While I was not in my office, I was no longer looking for it.
It seems we are ready to shoot in two days (the actual shoot is more than three weeks away). I am walking around checking on progress.
As one point, I talk to a person rigging lights. She is actually a hairdresser I know, but this does not seem to bother me.The person directing the lighting is a female monk from the monastery I attend. She seems quite confident and on top of what she is doing, despite the fact that in waking life her background is in pottery.
I get on an open elevator that takes a circuitous route to the next level and then seems to have mind of it's own as to where to stop.
Although the rigging seems to be taking place in a theater, when I go outside, it's outside that same house. It starts to rain. A woman walking toward me as she exits the garage gets into a crouch and does front flips to avoid puddles, seemingly in fast motion.
Part of the crew is idling (always a bit of my nightmare). I inform them that all special equipment orders must be in by tomorrow, and before they can protest, I tell them, yes, I am aware that we have not chosen, no less scouted and certainly not tech scouted the locations.

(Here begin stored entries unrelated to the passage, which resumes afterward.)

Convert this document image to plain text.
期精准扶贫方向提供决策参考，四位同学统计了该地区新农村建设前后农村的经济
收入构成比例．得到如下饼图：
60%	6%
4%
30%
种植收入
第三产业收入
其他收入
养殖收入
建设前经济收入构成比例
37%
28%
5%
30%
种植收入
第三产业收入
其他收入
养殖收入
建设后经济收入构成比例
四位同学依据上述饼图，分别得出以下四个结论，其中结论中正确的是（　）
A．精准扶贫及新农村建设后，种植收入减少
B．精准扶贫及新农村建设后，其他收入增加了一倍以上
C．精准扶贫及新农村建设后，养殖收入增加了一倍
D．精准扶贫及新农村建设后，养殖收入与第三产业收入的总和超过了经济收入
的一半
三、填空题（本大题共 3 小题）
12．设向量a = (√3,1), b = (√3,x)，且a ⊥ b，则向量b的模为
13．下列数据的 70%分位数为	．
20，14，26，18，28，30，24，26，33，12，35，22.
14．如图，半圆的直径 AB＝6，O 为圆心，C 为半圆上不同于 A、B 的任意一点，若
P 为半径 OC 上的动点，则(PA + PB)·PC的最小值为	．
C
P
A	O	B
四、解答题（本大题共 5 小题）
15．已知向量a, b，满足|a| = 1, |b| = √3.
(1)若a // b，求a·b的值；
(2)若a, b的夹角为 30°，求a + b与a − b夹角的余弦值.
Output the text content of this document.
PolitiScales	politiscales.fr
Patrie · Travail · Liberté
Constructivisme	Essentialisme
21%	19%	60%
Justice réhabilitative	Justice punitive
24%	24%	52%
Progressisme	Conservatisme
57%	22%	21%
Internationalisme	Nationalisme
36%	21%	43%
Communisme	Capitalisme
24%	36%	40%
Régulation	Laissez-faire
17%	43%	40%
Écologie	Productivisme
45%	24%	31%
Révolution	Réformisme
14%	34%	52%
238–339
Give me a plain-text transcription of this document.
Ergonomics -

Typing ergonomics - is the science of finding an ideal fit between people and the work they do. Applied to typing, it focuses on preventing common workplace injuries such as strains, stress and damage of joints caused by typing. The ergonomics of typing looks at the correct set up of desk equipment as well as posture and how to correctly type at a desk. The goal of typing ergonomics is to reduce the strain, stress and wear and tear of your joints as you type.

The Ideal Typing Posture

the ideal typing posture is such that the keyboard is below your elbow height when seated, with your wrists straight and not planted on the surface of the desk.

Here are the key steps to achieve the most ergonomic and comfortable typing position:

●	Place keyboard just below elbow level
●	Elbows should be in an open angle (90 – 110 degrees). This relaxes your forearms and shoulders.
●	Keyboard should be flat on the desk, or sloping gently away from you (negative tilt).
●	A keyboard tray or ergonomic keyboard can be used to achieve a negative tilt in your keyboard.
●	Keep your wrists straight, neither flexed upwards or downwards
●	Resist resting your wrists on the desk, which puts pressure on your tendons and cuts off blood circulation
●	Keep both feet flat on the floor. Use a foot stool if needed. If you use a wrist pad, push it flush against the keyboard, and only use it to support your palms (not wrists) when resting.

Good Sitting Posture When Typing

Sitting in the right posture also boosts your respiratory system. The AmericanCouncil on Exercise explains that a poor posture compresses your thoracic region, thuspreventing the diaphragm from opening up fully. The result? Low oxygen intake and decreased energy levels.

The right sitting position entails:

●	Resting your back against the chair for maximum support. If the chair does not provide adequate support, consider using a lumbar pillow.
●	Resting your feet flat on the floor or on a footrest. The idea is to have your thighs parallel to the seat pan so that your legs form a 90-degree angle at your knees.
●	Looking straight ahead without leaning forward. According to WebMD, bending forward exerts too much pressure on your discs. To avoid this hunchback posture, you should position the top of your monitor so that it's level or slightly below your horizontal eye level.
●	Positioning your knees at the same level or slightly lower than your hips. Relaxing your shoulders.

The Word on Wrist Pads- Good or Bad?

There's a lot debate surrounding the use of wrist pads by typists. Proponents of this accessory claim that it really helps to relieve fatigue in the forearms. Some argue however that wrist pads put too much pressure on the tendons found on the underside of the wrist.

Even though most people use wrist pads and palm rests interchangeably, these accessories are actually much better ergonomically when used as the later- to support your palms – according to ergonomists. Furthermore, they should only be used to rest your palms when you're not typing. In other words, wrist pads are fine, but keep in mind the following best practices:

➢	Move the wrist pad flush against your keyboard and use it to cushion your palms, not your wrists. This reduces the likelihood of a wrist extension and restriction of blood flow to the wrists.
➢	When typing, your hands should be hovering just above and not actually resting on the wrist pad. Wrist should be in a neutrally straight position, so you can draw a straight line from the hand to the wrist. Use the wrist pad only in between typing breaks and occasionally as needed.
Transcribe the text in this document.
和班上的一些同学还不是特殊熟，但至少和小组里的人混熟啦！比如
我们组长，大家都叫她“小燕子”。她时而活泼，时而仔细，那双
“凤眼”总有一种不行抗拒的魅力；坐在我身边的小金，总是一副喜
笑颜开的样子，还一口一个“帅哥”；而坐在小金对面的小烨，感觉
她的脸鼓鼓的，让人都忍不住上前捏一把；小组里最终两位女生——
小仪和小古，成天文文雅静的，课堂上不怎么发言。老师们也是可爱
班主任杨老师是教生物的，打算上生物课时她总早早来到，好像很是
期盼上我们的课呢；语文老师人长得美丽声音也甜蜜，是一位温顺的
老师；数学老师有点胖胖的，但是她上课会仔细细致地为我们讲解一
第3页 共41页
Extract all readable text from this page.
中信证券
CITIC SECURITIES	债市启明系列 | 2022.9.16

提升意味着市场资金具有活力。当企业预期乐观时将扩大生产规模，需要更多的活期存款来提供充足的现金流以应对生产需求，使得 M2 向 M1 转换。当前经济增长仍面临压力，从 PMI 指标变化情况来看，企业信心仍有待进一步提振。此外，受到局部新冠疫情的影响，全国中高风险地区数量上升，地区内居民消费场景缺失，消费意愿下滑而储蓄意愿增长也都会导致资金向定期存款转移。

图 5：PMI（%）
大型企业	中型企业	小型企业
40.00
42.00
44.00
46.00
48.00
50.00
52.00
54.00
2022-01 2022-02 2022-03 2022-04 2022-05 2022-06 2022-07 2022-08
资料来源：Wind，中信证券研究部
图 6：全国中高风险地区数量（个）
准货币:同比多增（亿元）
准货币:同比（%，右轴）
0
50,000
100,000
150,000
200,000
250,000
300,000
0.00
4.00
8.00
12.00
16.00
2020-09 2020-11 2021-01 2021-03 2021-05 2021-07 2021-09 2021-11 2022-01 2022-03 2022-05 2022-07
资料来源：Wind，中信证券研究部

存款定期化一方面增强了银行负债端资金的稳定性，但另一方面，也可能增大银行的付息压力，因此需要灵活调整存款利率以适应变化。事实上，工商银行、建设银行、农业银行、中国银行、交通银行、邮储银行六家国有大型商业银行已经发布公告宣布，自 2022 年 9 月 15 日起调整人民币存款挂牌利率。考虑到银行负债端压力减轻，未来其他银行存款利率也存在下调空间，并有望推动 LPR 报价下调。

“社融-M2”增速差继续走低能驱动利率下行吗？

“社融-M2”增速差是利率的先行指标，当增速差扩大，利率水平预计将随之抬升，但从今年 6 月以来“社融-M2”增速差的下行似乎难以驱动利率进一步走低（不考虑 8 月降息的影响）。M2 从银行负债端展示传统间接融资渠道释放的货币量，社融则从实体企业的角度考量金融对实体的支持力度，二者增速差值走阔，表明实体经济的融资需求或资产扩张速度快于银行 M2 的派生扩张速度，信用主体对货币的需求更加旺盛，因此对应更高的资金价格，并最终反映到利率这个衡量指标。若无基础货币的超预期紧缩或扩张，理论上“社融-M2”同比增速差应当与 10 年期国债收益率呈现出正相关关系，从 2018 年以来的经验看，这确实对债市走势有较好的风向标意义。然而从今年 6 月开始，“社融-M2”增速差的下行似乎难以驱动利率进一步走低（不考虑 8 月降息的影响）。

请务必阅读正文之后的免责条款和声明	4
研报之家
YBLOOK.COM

I look in their eyes one-by-one to make sure they understand, even though it makes little sense to me. One of them, lying on the ground, looks up at me and nods. He is a key grip who I once fired and would never work with again.
There are two directors, neither being the actual Indonesian director who is working on this project. They are the two gentlemen who I work with in development, neither of whom has ever directed. When I talk to then, they have their backs to me, but not, seemingly, out of disrespect. It just seems the norm with them
I can't wait to see what dreams may come once we get closer to actually filming!
*George and Georgina Spelvin are traditional actor pseudonyms in theater, the way Alan Smithee is for theater and film directors.
**The lead character in Durang's play is pretty sure he is in a Shakespeare play, but he can't remember which one, and he keeps butchering famous Shakespeare lines. My apologies, Willie.